Le jeu est un abstrait pur et dur. Une grille hexagonale, un pion loup par joueur, et des tuiles terrain. À son tour, c'est simple : soit on déplace son loup, soit on pose une tuile pour modifier le plateau. Forêt, montagne, rivière... chaque terrain a ses propres contraintes et bloque les déplacements. Le but est de coincer le loup adverse. Quand il ne peut plus bouger, on le domine et on capture un de ses louveteaux. Quatre captures et la partie est pliée.

La sensation est celle d'un duel. C'est tendu, tactique, presque mathématique. Chaque placement de tuile réduit les possibilités, resserre l'étau. On se jauge, on anticipe, on tend des pièges. Une erreur de placement, un mouvement trop audacieux, et votre loup se retrouve isolé, à la merci de l'autre. La pression est constante.

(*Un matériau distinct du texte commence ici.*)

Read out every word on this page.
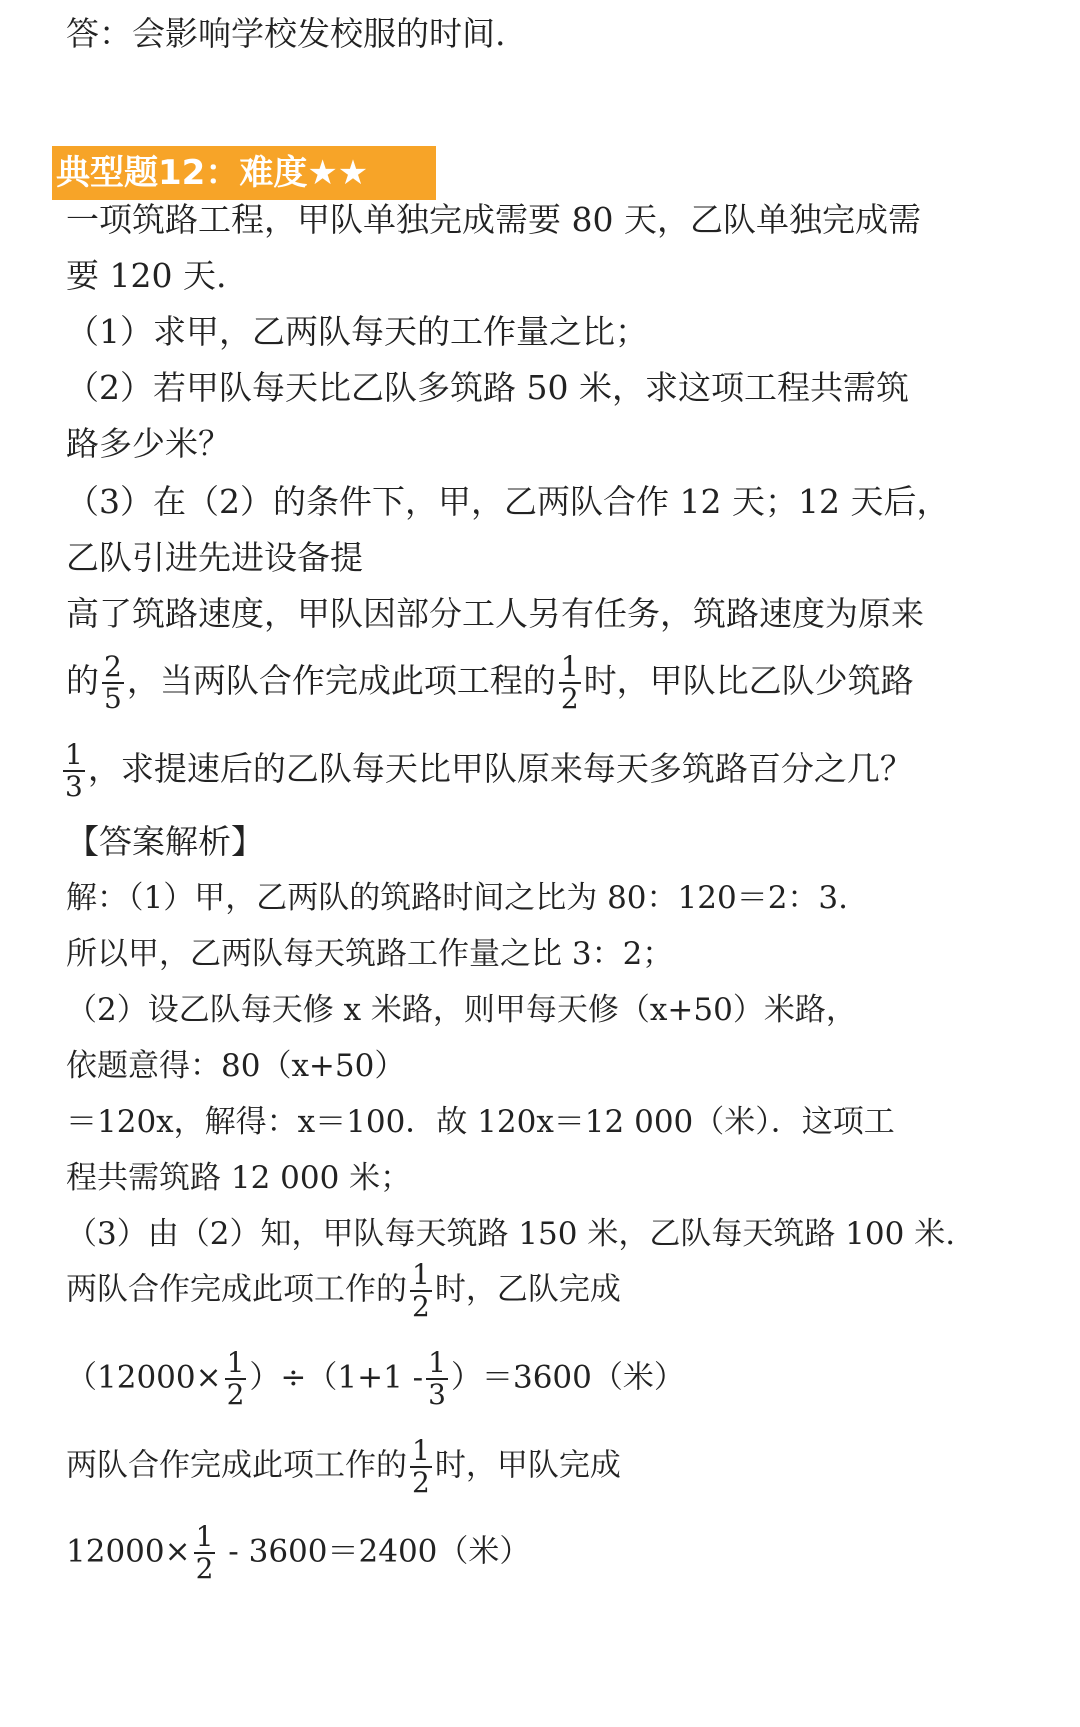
答：会影响学校发校服的时间.
典型题12：难度★★
一项筑路工程，甲队单独完成需要 80 天，乙队单独完成需
要 120 天.
（1）求甲，乙两队每天的工作量之比；
（2）若甲队每天比乙队多筑路 50 米，求这项工程共需筑
路多少米？
（3）在（2）的条件下，甲，乙两队合作 12 天；12 天后，
乙队引进先进设备提
高了筑路速度，甲队因部分工人另有任务，筑路速度为原来
的 $\frac{2}{5}$ ，当两队合作完成此项工程的 $\frac{1}{2}$ 时，甲队比乙队少筑路
$\frac{1}{3}$ ，求提速后的乙队每天比甲队原来每天多筑路百分之几？
【答案解析】
解：（1）甲，乙两队的筑路时间之比为 80：120＝2：3.
所以甲，乙两队每天筑路工作量之比 3：2；
（2）设乙队每天修 x 米路，则甲每天修（x+50）米路，
依题意得：80（x+50）
＝120x，解得：x＝100．故 120x＝12 000（米）．这项工
程共需筑路 12 000 米；
（3）由（2）知，甲队每天筑路 150 米，乙队每天筑路 100 米.
两队合作完成此项工作的 $\frac{1}{2}$ 时，乙队完成
$(12000\times \frac{1}{2} )\div(1+1 - \frac{1}{3} )=3600$（米）
两队合作完成此项工作的 $\frac{1}{2}$ 时，甲队完成
$12000\times \frac{1}{2} - 3600=2400$（米）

Alors, on hurle au génie ? Pas si vite.

Le problème d'Amarok, c'est son grand écart. Il met en avant un thème fort, celui de la lutte territoriale entre deux meutes, mais la mécanique est froide. Très froide. On ne se sent jamais à la tête d'une meute. On déplace un pion sur un damier qui change. Le thème est un prétexte, un habillage élégant pour un jeu de placement et de blocage qui aurait pu s'appeler "Hexagon Duel".

Le jeu fonctionne parfaitement en tant qu'abstrait. Il est malin, rapide, et demande une vraie concentration. Mais si vous cherchez l'immersion, l'aventure dans les grands espaces, vous serez déçu. Il n'y a pas de chasse, pas de gestion de meute, juste une logique implacable de contrôle de zone.

Notre verdict

Amarok est un bon jeu. Mais pas pour les raisons qu'il met en avant. Il ne réinvente pas la thématique du loup, il s'en sert pour vendre une mécanique abstraite bien huilée. C'est un excellent jeu de duel pour qui aime les échecs ou les dames, avec une couche de variabilité grâce au placement des tuiles.

Faut-il y jouer ? Oui, si vous cherchez un jeu de stratégie à deux, nerveux et sans hasard. Non, si vous espériez enfin ressentir le souffle sauvage d'une meute de loups. Amarok ne vous fera pas hurler à la lune. Mais il vous fera chauffer les méninges. C'est déjà pas mal.